A simple thing to try would be to fix all of the elements of \(\theta\) but one: \(\theta = (\theta_i,\theta_{-i})\). Fix \(\theta_{-i}\) and then evaluate \[ \log(p(\theta_i \,|\, \theta_{-i},y)) \propto \log(p(y \,|\, x, \theta)) + \log(p(\theta)) \]

on a grid of values for \(\theta_i\). Here \(p(\theta)\) is the prior. The use of a prior is optional.
You could then use co-ordinate descent or a griddy Gibbs sampler.

Recall that co-ordinate descent means you just optimize over one element of \(\theta\) at a time given all the other elements.
Then each iteration of co-ordinate descent cycles through each element, optimizing each element give the others.

Or you could use gradient descent.
Equations 15.23 and 15.24 give the gradient of \(\log(p(y \, | \, x,\theta))\) with respect to \(\theta\).

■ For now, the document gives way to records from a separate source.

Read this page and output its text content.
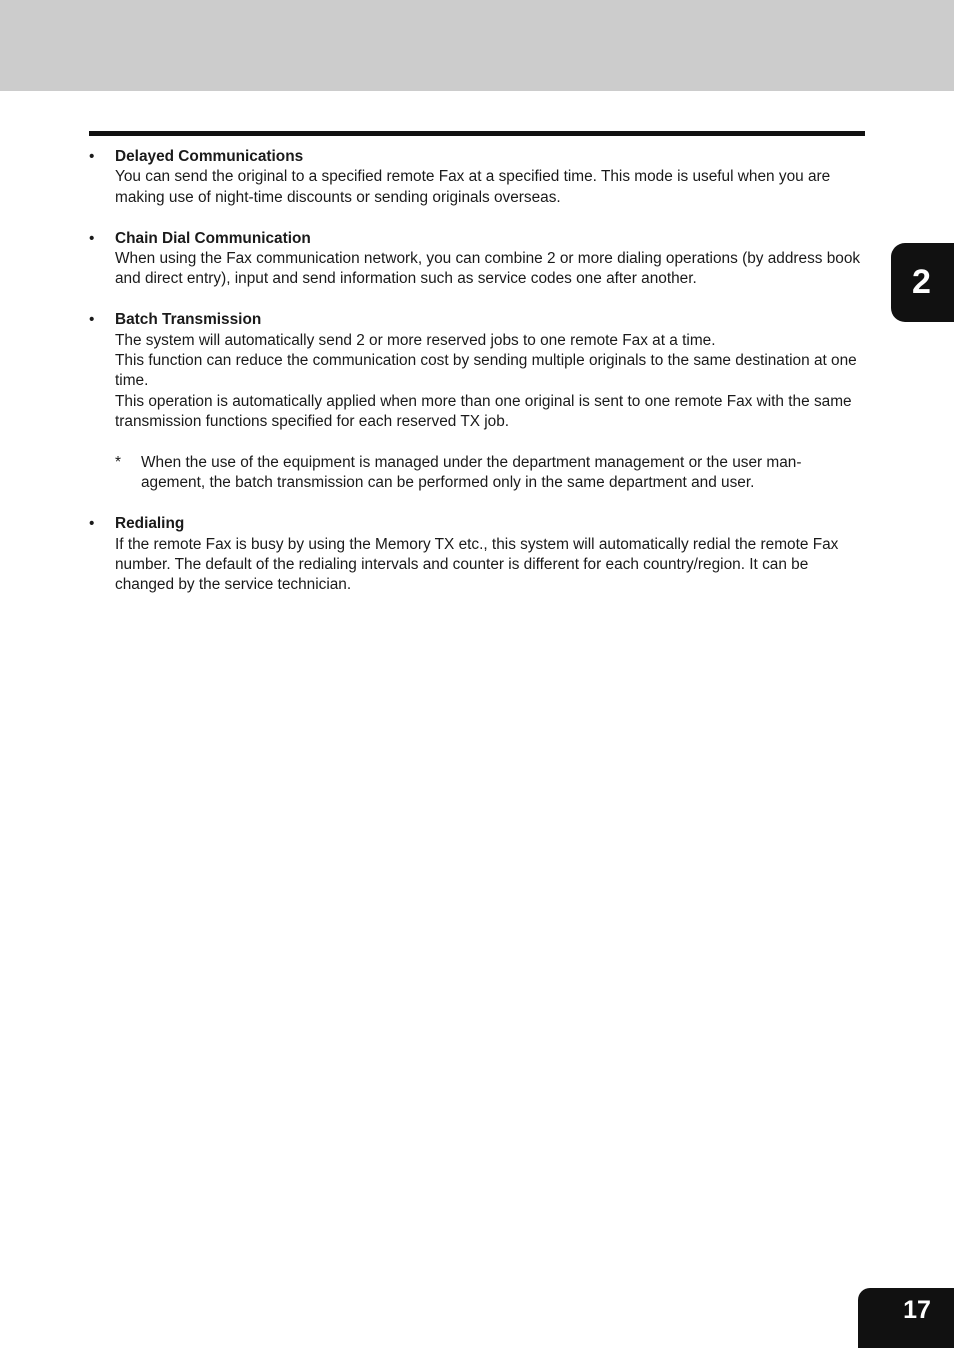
2
•	Delayed Communications
You can send the original to a specified remote Fax at a specified time. This mode is useful when you are making use of night-time discounts or sending originals overseas.
•	Chain Dial Communication
When using the Fax communication network, you can combine 2 or more dialing operations (by address book and direct entry), input and send information such as service codes one after another.
•	Batch Transmission
The system will automatically send 2 or more reserved jobs to one remote Fax at a time.
This function can reduce the communication cost by sending multiple originals to the same destination at one time.
This operation is automatically applied when more than one original is sent to one remote Fax with the same transmission functions specified for each reserved TX job.
* When the use of the equipment is managed under the department management or the user man-agement, the batch transmission can be performed only in the same department and user.
•	Redialing
If the remote Fax is busy by using the Memory TX etc., this system will automatically redial the remote Fax number. The default of the redialing intervals and counter is different for each country/region. It can be changed by the service technician.
17
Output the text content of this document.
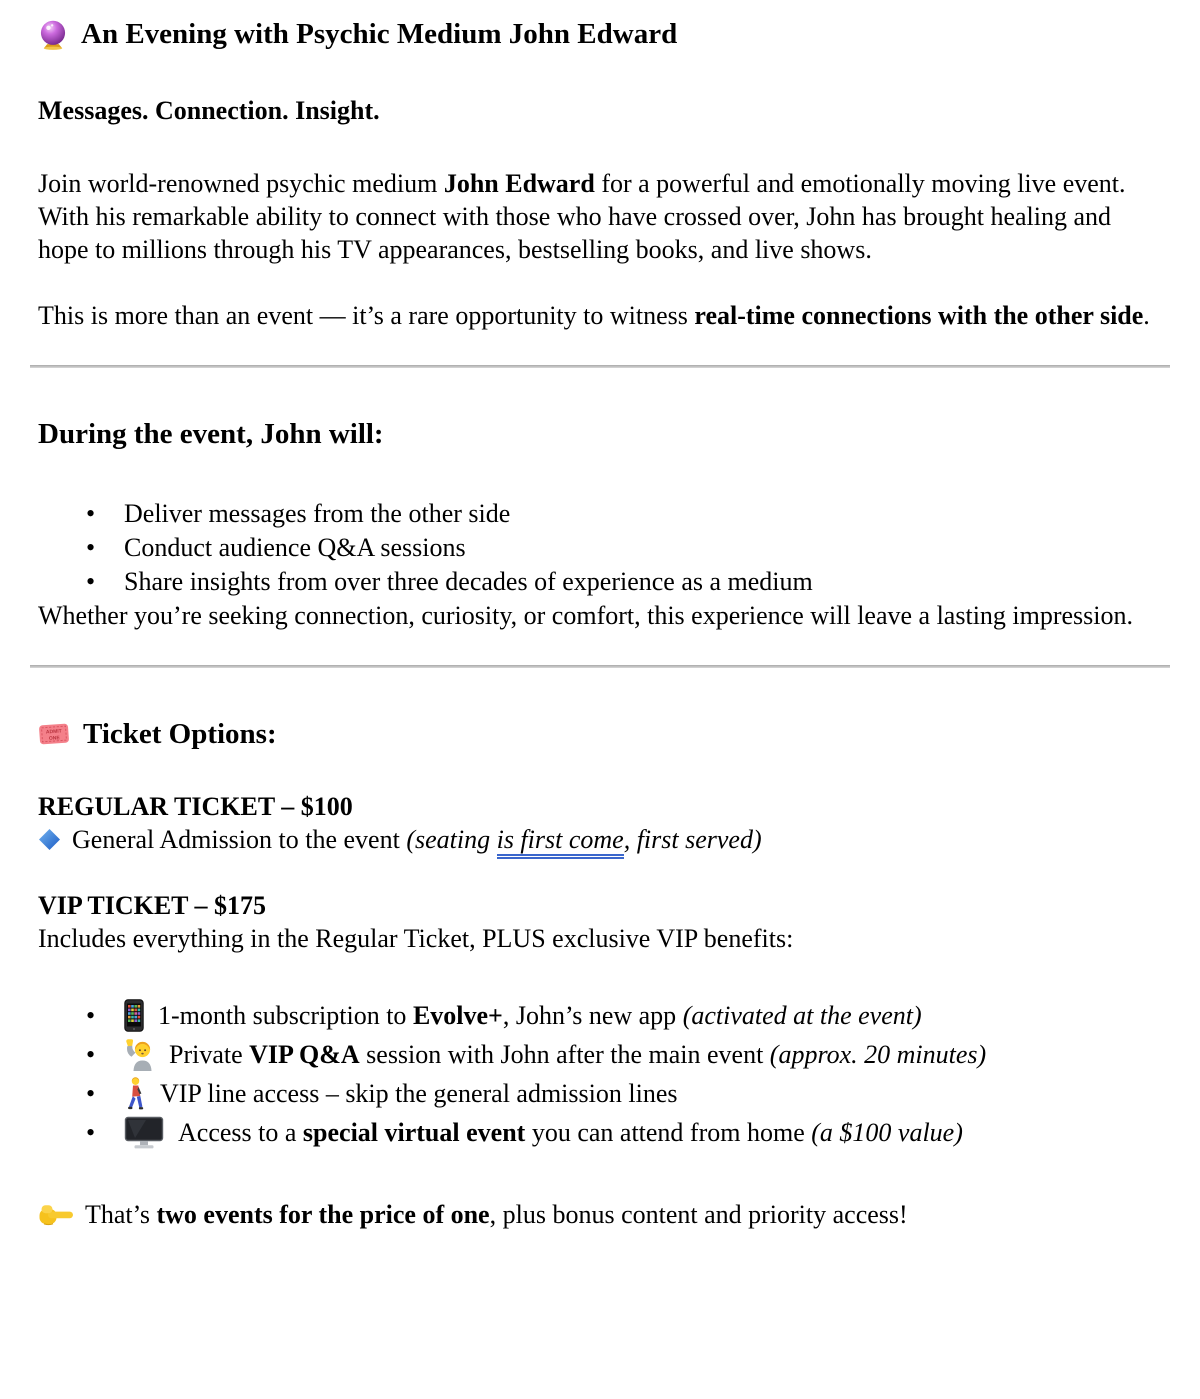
An Evening with Psychic Medium John Edward

Messages. Connection. Insight.

Join world-renowned psychic medium John Edward for a powerful and emotionally moving live event. With his remarkable ability to connect with those who have crossed over, John has brought healing and hope to millions through his TV appearances, bestselling books, and live shows.

This is more than an event — it’s a rare opportunity to witness real-time connections with the other side.

During the event, John will:
• Deliver messages from the other side
• Conduct audience Q&A sessions
• Share insights from over three decades of experience as a medium

Whether you’re seeking connection, curiosity, or comfort, this experience will leave a lasting impression.

ADMIT
ONE Ticket Options:

REGULAR TICKET – $100

General Admission to the event (seating is first come, first served)

VIP TICKET – $175

Includes everything in the Regular Ticket, PLUS exclusive VIP benefits:

• 1-month subscription to Evolve+, John’s new app (activated at the event)
• Private VIP Q&A session with John after the main event (approx. 20 minutes)
• VIP line access – skip the general admission lines
• Access to a special virtual event you can attend from home (a $100 value)

That’s two events for the price of one, plus bonus content and priority access!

I would plot the likelihood of two elements of \(\theta\) given the third.
For example of thorough exploration of the likelihood in terms of \(\gamma\) for fixed \(\sigma_y\) should be very interesting.

Note, Algorithm 15.1 just says that to compute \(\log(p(y \, | \, x,\theta))\) let \(L\) be the Cholesky root of \(K_y(\theta)\).

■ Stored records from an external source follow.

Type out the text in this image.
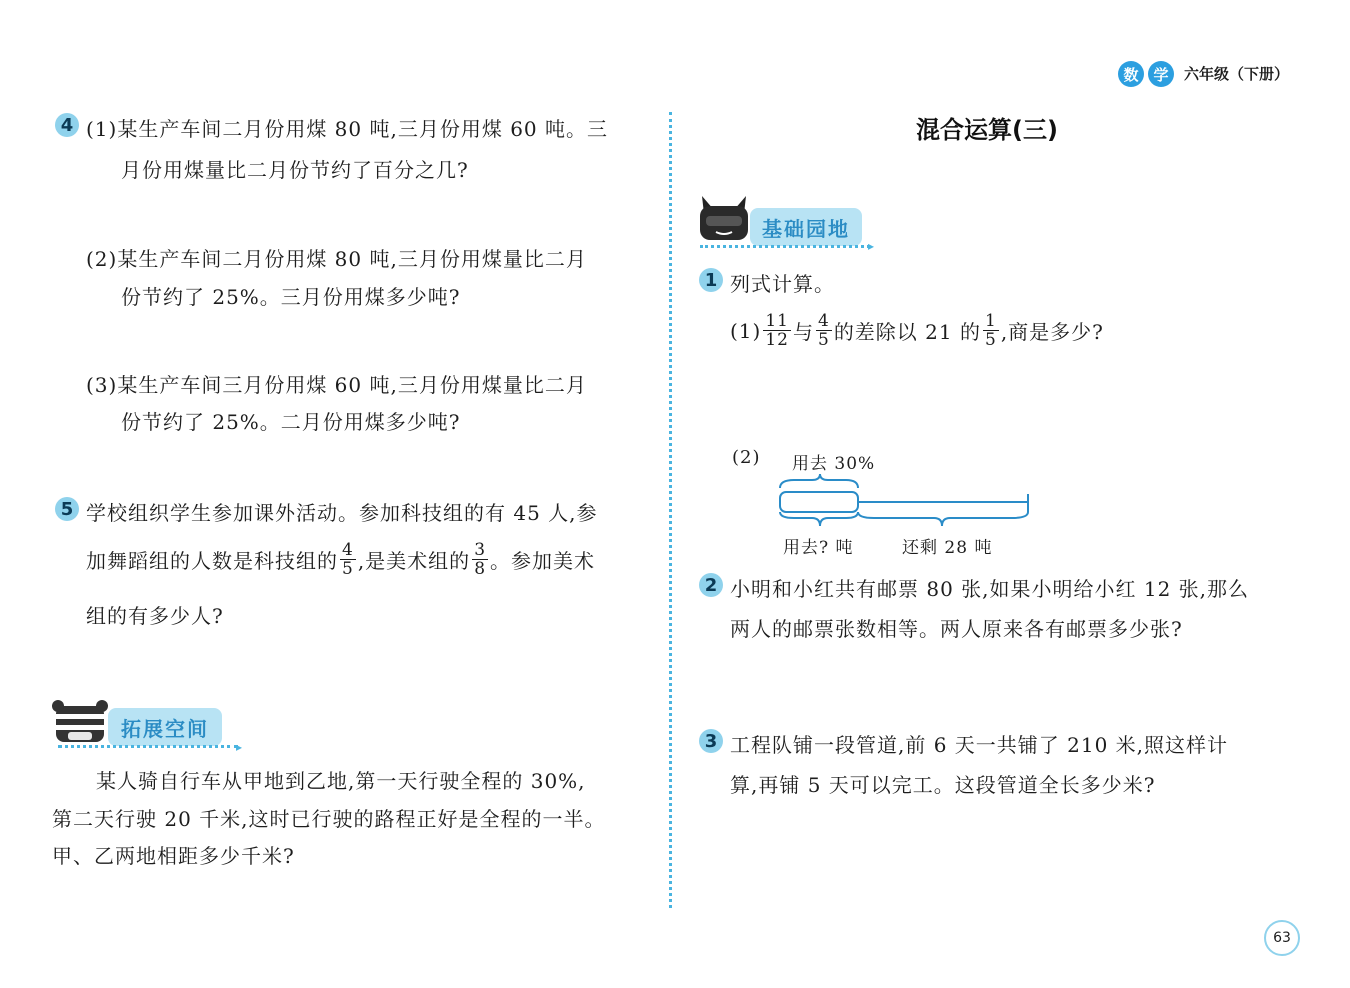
数 学 六年级（下册）
4 (1)某生产车间二月份用煤 80 吨,三月份用煤 60 吨。三
月份用煤量比二月份节约了百分之几?
(2)某生产车间二月份用煤 80 吨,三月份用煤量比二月
份节约了 25%。三月份用煤多少吨?
(3)某生产车间三月份用煤 60 吨,三月份用煤量比二月
份节约了 25%。二月份用煤多少吨?
5 学校组织学生参加课外活动。参加科技组的有 45 人,参
加舞蹈组的人数是科技组的 $\frac{4}{5}$ ,是美术组的 $\frac{3}{8}$ 。参加美术
组的有多少人?
拓展空间
▸
某人骑自行车从甲地到乙地,第一天行驶全程的 30%,
第二天行驶 20 千米,这时已行驶的路程正好是全程的一半。
甲、乙两地相距多少千米?
混合运算(三)
基础园地
▸
1 列式计算。
$(1) \frac{11}{12}$ 与 $\frac{4}{5}$ 的差除以 21 的 $\frac{1}{5}$ ,商是多少?
(2) 用去 30%
用去? 吨	还剩 28 吨
2 小明和小红共有邮票 80 张,如果小明给小红 12 张,那么
两人的邮票张数相等。两人原来各有邮票多少张?
3 工程队铺一段管道,前 6 天一共铺了 210 米,照这样计
算,再铺 5 天可以完工。这段管道全长多少米?
63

Then use the Cholesky to compute \(|K_y(\theta)|\) and \(K_y(\theta)^{-1} y \equiv \alpha\).

See page 228 of Murphy for discussion of the “backslash operator” which he uses in 15.1.
But \(L\y\) just means solve the equations \(L x = y\) so that \(y = L^{-1} x\), but we can do this efficiently for triangular \(L\).

That is, If \(K_y = LL'\), then

\[ \alpha = K_y^{-1} y = (LL')^{-1} y =( L^{-1})' L^{-1} y. \] and \[ \log(|K_y|^{1/2})= \sum \log(L_{ii}). \] The line (6) of algorithm 15.1 has \[ \log(p(y \, | \, x,\theta)) = -\frac{1}{2} \, y' \alpha \; - \sum \log(L_{ii}) - \frac{N}{2} \, \log(2 \pi) \]

Use real and simulated data to see how your procedure works.